De Joden
Het is niet helemaal duidelijk wanneer de eerste Joden naar Marokko kwamen. Een legende spreekt van 586 voor Christus toen de tempel in Jeruzalem werd verwoest, terwijl een overlevering de 4e eeuw voor Christus noemt. Een bewijs in de vorm van een steen met een Hebreeuwse tekst stamt uit het jaar 300.
Al in de eerste eeuw waren er Joodse Imazighen (Berbers) in Marokko. Ze hadden beroepen als boekbinders, ververs, metaalbewerkers en boeren. Deze beroepen waren bij de Arabieren niet populair of zelfs verboden. Ook waren de Joden handelaars in suiker en zout, de meest begeerde handelswaren van die tijd. Zij moesten hiervoor wel belasting betalen aan de heersende dynastieën.

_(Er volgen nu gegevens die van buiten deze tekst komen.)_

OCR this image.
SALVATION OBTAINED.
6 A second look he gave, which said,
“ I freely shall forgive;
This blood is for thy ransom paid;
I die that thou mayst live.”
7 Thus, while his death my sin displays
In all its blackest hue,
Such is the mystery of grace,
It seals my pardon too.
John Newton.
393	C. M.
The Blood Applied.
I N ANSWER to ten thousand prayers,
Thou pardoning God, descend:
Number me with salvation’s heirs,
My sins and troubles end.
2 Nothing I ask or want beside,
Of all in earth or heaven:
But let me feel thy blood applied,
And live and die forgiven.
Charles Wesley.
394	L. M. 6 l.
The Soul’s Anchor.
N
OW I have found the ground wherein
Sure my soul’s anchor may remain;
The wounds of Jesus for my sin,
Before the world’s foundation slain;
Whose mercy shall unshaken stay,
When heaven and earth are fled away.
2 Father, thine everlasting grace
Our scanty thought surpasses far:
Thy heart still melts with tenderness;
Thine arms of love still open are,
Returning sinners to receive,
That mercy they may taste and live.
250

Toen de Arabieren in de 7e eeuw Marokko bezetten, legden zij de Imazighen (Berbers) hun islamitische godsdienst op. De islam beziet Joden als minderwaardig en om zich te beschermen, moesten ze extra belasting betalen. Ook konden ze niet echt vrij leven en werden hun beperkingen opgelegd. In het noorden en de grote steden zorgde de sultan voor de veiligheid van de Joden. In het zuiden en het Atlasgebergte waren het de Berbers die dit deden. De souk was het ontmoetingspunt van de Joden en Imazighen (Berbers). Naast handelaars waren de Joden ook ambachtslieden en zij voorzagen de Imazighen (Berbers) van producten die anders niet beschikbaar waren. Doordat ze van elkaar afhankelijk waren, leefden ze meestal in vrede.

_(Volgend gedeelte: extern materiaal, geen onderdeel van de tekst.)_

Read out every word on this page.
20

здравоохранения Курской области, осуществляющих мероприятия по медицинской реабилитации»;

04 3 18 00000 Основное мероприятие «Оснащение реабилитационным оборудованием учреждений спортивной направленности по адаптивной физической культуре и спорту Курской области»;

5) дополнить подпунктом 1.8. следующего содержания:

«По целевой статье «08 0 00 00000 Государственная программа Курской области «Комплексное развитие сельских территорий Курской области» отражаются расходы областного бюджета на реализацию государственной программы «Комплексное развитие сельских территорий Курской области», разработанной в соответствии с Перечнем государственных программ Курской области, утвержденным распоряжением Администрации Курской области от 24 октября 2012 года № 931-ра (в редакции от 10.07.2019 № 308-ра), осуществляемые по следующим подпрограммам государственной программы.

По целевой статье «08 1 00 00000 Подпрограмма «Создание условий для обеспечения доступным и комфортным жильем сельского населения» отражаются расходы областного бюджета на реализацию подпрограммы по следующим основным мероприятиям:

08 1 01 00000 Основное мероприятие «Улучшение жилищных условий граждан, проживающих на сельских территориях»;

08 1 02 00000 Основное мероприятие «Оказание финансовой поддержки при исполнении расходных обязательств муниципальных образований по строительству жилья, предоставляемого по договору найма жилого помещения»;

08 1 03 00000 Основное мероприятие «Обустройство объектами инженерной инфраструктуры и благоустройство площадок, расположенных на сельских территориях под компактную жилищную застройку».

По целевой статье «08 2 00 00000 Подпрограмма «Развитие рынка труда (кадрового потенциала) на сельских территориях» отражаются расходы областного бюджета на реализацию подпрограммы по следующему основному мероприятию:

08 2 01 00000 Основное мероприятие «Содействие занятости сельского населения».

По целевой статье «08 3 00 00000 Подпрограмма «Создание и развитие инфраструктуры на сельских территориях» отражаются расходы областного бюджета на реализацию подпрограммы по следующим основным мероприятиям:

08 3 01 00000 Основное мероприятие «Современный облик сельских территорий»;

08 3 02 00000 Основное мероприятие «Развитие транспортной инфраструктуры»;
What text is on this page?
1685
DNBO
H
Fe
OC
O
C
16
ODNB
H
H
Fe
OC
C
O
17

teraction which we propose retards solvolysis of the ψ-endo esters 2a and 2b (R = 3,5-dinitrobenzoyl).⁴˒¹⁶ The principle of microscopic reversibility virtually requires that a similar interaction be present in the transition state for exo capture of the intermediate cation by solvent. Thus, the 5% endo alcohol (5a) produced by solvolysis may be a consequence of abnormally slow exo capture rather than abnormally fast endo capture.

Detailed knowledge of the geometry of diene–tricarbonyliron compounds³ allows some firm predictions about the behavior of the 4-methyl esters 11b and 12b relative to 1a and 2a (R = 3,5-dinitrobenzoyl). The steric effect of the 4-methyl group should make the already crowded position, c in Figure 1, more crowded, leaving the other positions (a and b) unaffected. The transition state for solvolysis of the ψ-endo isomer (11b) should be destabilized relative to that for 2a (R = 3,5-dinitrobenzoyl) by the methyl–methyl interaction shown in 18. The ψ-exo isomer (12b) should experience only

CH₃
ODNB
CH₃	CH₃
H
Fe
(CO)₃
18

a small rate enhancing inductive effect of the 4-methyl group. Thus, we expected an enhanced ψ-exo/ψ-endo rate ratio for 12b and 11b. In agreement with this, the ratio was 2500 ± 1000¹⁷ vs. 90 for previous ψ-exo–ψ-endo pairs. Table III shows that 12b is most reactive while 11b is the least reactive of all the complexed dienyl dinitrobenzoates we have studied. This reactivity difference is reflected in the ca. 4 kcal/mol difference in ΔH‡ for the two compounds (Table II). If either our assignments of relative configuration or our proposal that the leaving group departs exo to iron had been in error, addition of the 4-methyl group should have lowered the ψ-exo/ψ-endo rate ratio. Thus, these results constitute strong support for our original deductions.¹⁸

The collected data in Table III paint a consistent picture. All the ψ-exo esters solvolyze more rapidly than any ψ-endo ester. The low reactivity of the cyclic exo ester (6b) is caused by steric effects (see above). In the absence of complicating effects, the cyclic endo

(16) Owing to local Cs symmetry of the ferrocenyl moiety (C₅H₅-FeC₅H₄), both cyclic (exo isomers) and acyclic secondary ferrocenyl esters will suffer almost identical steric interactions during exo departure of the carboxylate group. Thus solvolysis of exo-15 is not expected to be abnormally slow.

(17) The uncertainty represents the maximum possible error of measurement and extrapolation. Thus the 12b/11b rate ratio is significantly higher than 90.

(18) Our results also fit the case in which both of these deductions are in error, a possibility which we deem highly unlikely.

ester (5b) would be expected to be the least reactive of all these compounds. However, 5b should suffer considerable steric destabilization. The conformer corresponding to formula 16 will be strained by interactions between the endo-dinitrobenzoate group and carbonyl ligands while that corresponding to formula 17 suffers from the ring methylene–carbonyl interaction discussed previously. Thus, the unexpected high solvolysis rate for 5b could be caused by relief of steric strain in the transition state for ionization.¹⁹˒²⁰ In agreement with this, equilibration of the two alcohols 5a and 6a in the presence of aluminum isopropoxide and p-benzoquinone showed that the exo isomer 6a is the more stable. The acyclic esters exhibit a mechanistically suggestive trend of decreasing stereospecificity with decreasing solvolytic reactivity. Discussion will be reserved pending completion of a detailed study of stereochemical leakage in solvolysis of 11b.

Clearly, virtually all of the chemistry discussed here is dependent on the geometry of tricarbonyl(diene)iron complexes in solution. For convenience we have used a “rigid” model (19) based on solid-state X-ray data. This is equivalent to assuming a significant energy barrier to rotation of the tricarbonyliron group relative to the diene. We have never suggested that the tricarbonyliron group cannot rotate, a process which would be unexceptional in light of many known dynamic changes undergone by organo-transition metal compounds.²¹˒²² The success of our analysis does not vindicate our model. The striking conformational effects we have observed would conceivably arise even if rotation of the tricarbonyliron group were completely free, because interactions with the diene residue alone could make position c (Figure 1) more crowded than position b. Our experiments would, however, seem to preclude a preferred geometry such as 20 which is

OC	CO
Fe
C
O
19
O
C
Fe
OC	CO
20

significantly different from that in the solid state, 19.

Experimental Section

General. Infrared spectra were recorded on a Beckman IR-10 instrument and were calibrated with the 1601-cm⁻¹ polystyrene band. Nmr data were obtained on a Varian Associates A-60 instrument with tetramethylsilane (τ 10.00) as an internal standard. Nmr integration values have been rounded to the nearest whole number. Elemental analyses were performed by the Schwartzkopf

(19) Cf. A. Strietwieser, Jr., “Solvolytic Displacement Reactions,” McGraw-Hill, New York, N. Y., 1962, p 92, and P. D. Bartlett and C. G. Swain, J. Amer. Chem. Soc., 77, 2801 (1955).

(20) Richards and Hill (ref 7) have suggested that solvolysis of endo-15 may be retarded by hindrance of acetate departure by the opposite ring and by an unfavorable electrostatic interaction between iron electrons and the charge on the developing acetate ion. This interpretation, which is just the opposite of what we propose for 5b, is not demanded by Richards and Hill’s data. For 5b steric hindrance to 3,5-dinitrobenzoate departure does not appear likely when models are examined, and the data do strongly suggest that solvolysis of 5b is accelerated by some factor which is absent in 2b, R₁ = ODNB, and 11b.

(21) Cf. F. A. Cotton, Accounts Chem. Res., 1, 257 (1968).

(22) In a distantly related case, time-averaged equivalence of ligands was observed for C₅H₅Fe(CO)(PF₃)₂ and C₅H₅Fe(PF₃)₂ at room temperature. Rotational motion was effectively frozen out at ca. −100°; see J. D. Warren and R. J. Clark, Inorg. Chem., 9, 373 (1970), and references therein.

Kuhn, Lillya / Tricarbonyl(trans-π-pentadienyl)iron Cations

In de 14e eeuw raakte de Merinidische dynastie haar macht in Spanje aan de christenen kwijt. Bij de val van Granada in 1465 moest het islamitische koninkrijk het veld ruimen. De katholieke koningen gaven de moslims en de Joden geen keuze. Ze moesten zich bekeren of werden zo door de Spaanse inquisitie achtervolgd en bedreigd met martelingen dat ze de wijk namen Marokko.
De vervolging van Joden in Spanje duurde tot de 16e eeuw en velen vonden een nieuw thuisland in Marokko. Tijdens de Merinidische en Saädische overheersing kregen de Joden enige bescherming in de vorm van aparte woonwijken, de mellahs. Het woord ‘mellah’ stamt af van het Arabische woord voor zout. Ook werden intellectuele Joden adviseurs van de Saädische koningen. Dit is nog zichtbaar in de vorm van de Saädische graven in Marrakech, waar de graven van de Joodse vertrouwelingen dicht bij die van de koningen liggen. De oudste mellahs zijn die van Fez en Marrakech. Toen er steeds meer Joodse vluchtelingen uit Spanje naar Marokko kwamen, werden er ook mellahs gebouwd in Rabat, Essaouira, Meknès en Safi. In deze wijken waren het vooral de zilversmeden die furore maakten.
De volgende twee eeuwen waren het de Alawieten die heersten en zij gaven de Joden wel ruimte om de beroepen van handels- en kooplieden uit te oefenen, maar helemaal vrijgelaten werden ze niet. In de 19e eeuw vervulden de Joden ook vaak de rol van ambassadeur in contacten met Europese landen als Denemarken, Holland en Engeland.
Marokko kreeg in de 19e eeuw steeds meer invloed van Europa te verwerken en de traditionele samenleving veranderde. In 1912 waren de Fransen in Marokko de baas en de verhouding tussen de Imazighen (Berbers) en de Joden veranderde hierdoor. Via de Frans-Joodse Alliance Israëlite Universelle, de eerste internationale joodse organisatie, verbeterde de positie van de Joden door goed onderwijs.
Na de Tweede Wereldoorlog en de stichting van de staat Israël in 1948 emigreerden de Joden uit het zuiden vooral naar Israël en ruim 100.000 hoger opgeleide Joden vertrokken naar Frankrijk, Canada, Spanje, Zuid-Amerika en de Verenigde Staten.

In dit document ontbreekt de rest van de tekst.